I think the 15/19 bar is actually what is coming out of the pump. In most domestic machines this will be a vibe pump which means that it is typically producing up to 15 bar of pressure. To compensate for the fluctuation in pressure with vibe pumps, these machines typically have an Over Pressure Valve to stop the pressure at the group head exceeding 9 bar.

Higher end machines with a steam boiler do indeed have pressure build up within the boiler but this is usually to 1 to 1.5 bar.


----------



## jimbow (Oct 13, 2011)

Trying not to open a whole can of worms here, but 92 degrees C is a fairly typical target temperature for brew water. Some people will like higher temperatures and some lower and some will say that the target temperature will depend upon the coffee. SquareMile coffee will recommend temperatures for different coffees they roast and sell.

Most domestic machines use a thermostat on the brew boiler to control the heating element. Precise control of the brew temperature with a thermostat is not really possible and the best that can really be hoped for is a consistent temperature from one shot to the next. These thermostats often tend to have quite a large dead band (the swing in temperature between where the element is activated at the bottom, cold end to where it is deactivated at the top, hot end). This swing can sometimes be as much as 10 degrees (perhaps 5 degrees either side of the target temperature). This is why many people employ a trick known as "temperature surfing" to return the boiler to a known, consistent temperature immediately before brewing the espresso.

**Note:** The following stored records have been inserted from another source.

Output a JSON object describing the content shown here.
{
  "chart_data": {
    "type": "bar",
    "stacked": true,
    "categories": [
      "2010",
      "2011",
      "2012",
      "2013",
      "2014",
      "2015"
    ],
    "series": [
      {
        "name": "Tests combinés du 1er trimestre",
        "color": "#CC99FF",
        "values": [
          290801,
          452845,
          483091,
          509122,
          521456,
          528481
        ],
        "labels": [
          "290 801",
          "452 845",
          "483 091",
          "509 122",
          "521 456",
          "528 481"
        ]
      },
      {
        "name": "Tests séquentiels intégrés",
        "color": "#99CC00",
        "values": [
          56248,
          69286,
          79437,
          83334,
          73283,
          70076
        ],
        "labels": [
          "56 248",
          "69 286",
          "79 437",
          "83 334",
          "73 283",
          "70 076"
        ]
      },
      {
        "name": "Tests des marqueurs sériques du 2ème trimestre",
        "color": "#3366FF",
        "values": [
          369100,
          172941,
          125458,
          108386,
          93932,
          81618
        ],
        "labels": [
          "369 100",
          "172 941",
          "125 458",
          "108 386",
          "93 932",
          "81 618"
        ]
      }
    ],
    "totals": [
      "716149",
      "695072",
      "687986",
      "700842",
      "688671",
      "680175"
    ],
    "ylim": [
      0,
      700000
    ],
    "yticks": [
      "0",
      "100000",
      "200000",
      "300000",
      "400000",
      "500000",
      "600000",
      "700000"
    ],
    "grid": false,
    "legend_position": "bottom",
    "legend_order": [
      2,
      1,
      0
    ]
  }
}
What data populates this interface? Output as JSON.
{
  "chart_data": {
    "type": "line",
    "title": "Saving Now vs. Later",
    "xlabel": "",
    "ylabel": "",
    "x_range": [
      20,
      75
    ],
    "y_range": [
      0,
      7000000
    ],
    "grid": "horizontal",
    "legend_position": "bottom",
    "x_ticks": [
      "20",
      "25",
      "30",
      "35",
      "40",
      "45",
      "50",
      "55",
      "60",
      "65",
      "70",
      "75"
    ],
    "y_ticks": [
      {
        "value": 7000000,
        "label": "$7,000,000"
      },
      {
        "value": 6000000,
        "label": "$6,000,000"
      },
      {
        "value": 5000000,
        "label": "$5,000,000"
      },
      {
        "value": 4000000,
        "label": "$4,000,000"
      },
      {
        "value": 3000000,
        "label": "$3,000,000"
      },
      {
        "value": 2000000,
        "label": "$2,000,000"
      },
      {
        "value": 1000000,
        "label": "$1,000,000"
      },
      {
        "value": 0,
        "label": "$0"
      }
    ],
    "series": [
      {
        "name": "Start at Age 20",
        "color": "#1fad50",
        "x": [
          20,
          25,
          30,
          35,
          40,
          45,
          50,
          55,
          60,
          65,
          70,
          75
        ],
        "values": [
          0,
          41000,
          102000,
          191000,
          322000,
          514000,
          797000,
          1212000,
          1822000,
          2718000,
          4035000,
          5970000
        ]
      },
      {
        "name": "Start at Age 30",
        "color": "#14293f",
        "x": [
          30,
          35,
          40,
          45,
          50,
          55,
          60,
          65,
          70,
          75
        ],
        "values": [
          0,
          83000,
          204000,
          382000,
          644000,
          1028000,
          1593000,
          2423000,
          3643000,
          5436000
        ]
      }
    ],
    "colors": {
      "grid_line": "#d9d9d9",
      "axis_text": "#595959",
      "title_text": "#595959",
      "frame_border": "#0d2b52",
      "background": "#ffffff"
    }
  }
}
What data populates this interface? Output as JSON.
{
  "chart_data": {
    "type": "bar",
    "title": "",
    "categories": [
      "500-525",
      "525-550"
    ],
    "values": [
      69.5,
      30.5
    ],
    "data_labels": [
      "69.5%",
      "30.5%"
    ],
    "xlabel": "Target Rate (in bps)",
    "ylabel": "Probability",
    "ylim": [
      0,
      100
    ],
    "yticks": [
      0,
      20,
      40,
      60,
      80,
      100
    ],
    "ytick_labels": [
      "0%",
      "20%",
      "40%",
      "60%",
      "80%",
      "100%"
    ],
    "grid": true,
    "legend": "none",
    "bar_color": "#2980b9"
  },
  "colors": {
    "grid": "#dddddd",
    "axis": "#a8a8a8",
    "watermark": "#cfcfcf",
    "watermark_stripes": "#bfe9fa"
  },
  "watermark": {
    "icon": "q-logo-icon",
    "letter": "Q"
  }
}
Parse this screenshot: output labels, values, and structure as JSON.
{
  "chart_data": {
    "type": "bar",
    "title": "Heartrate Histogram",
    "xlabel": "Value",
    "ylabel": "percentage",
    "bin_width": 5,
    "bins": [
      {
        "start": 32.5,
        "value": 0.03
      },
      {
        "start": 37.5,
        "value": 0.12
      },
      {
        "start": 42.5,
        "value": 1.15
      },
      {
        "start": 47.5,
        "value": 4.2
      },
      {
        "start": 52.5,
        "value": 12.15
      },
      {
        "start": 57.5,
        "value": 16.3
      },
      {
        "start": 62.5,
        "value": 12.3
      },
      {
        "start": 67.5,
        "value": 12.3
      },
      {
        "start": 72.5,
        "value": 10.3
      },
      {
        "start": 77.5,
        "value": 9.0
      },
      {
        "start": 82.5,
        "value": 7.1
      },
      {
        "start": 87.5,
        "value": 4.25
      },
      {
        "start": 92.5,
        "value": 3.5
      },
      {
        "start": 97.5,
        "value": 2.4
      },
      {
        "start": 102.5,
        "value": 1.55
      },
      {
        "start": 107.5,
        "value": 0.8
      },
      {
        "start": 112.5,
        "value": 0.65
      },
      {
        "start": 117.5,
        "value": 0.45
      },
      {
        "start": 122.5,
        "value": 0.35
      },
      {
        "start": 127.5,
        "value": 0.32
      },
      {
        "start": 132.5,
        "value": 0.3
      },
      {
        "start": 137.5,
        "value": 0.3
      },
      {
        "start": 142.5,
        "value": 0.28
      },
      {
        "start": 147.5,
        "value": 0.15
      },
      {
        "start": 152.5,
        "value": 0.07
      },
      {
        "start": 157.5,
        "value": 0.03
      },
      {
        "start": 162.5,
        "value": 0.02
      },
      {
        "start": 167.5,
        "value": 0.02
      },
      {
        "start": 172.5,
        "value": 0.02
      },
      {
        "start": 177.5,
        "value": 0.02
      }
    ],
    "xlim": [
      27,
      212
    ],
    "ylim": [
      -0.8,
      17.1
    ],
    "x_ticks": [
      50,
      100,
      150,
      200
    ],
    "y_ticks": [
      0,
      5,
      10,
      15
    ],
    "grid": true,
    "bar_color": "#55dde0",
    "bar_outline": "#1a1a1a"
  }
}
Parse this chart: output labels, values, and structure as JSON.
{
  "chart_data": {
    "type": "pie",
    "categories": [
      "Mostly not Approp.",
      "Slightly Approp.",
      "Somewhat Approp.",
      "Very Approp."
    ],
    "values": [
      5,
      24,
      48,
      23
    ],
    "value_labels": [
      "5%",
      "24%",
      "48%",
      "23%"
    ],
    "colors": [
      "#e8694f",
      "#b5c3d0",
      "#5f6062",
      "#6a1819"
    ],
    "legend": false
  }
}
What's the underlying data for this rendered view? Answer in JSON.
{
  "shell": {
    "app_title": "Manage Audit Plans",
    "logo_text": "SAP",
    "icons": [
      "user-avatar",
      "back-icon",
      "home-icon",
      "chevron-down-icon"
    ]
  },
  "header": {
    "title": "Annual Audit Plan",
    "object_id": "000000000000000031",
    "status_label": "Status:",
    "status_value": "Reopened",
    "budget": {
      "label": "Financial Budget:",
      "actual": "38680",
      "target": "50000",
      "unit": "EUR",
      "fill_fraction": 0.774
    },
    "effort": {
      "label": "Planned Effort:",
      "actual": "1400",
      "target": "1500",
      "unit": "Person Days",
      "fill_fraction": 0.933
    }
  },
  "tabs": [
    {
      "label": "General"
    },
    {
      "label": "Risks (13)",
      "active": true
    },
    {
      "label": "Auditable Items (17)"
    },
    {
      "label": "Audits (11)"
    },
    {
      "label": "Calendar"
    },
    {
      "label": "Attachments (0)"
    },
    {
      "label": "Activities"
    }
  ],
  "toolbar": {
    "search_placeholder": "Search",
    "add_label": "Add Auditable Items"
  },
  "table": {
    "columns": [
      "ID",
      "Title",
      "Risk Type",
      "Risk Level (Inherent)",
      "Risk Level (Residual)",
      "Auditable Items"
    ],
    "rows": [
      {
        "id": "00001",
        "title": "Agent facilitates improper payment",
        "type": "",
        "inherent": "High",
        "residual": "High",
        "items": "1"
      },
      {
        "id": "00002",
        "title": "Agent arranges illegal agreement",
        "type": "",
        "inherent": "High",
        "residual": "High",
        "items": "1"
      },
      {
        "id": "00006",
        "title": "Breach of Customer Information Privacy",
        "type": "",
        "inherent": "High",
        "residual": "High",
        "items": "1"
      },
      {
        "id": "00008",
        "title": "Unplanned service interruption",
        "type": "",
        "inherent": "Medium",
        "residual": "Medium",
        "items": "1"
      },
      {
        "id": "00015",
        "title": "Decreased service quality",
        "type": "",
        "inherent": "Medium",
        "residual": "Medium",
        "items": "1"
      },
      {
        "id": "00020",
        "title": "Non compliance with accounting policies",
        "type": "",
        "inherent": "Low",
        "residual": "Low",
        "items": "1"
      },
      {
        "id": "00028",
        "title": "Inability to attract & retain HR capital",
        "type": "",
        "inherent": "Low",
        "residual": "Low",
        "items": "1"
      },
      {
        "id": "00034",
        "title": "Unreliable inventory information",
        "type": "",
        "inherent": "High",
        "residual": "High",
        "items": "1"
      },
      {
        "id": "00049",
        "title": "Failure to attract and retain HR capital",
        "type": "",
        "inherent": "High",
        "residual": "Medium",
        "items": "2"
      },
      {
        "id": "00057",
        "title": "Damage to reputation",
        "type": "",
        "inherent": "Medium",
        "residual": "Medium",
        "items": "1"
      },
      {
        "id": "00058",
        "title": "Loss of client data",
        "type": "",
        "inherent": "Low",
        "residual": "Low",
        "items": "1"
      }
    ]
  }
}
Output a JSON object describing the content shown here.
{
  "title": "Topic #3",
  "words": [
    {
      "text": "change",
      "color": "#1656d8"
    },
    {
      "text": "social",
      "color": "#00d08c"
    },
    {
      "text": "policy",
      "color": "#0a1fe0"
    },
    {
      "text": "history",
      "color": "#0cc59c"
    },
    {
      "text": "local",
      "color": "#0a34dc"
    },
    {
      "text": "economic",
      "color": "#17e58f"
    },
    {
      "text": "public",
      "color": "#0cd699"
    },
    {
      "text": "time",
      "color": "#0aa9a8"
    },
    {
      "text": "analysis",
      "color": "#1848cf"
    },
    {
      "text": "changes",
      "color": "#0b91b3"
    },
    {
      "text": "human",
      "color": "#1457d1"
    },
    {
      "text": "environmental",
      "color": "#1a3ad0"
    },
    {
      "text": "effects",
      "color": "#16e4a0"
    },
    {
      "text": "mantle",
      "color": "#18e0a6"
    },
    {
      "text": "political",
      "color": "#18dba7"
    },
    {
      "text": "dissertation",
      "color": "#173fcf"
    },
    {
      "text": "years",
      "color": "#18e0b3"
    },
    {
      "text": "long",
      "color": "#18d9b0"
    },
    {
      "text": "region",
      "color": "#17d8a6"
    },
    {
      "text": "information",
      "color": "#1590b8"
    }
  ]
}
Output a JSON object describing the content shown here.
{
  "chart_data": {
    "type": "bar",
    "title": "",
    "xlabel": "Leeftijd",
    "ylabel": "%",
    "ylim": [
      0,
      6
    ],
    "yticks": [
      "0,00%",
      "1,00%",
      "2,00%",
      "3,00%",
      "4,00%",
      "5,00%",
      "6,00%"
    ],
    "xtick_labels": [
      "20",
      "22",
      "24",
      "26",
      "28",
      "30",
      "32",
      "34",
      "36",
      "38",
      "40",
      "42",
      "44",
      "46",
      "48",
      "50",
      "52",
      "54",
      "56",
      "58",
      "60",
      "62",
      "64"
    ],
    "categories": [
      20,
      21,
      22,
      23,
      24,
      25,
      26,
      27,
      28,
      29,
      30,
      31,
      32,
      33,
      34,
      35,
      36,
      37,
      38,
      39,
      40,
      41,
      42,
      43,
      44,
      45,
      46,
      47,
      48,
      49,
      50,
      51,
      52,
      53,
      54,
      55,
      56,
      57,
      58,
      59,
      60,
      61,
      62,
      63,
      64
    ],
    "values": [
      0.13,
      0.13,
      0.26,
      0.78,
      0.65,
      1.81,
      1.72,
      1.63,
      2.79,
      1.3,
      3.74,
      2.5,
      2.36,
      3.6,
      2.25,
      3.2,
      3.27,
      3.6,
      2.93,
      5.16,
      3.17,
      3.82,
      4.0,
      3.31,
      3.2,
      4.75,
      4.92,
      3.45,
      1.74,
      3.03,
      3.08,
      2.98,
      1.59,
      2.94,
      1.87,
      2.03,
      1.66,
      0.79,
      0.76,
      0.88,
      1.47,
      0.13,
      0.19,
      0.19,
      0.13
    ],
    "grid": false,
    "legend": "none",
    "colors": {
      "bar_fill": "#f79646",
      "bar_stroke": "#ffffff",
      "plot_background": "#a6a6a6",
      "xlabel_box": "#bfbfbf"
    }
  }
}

To temperature surf, simply run brew water through the group head without the portafiler engaged. This draws cold water from the tank into the boiler, lowering the overall temperature of the water in the boiler. The amount of water to draw through will depend upon the size of the boiler but draw water at least until the temperature is low enough that the heating element comes on (there should be an indicator bulb for the heating element or perhaps a "ready to brew" light - in which case, this will go off at this point rather than come on). Once the light has come on (or gone off depending upon whether the bulb indicates that the element is on or that the boiler is up to temperature and ready to brew respectively), wait for the bulb to switch off (or on depending upon...). This means that the water in the boiler is now at the top of the thermostat's temperature band. Some people like to brew as soon as the boiler is at the top of band, other's like to wait a pre-determined number of seconds for the temperature to fall to an ideal temperature.

As an alternative, some people fit something called a PID to their machines which gives highly accurate temperature control to within a degree. These also come as standard on some higher end double and single boiler machines.


----------



## MikeHag (Mar 13, 2011)

66C is too low by far to brew espresso, so either it is malfunctioning or whatever means your using to measure the brew water temperature isn't accurate. I'm guessing the latter, cos if it was the former then you'd know from the horrible espresso it made. How are you measuring?


----------



## Glenn (Jun 14, 2008)

Where are you measuring the temperature, and are you using a Fluke or similar probe fit for purpose?

Are you measuring up through the portafilter or with the shower screen exposed?

66c sounds far too low


----------



## MikeHag (Mar 13, 2011)

Let's see who gets in first...









Unfortunately measuring the water coming out at the brew head is not that simple. The water will have lost a surprising amount of heat between the machine and the cup ... 66 isn't all that unusual in the cup (maybe a bit low) but you'll need to take more detailed steps to get something approaching accurate. I bought a cheap digital thermometer with k type thermocouple wire that I run over the top of a blind basket during backflushing. Maybe you could try similar, but during brewing rather than backflushing (since backflush prob isnt an option on your machine)


----------



## jimbow (Oct 13, 2011)

The water tends to loose a lot of heat as it falls into the cup. There is a polystyrene cup method that tends to give a more accurate representation of the brew temperature at the group head. Have a search on the forum or google but it basically involves sticking a probe thermometer through a polystyrene cup and then jamming the cup into the group head to prevent heat loss.


----------



## jimbow (Oct 13, 2011)

MikeHag said:


> Let's see who gets in first...


Beat me!


----------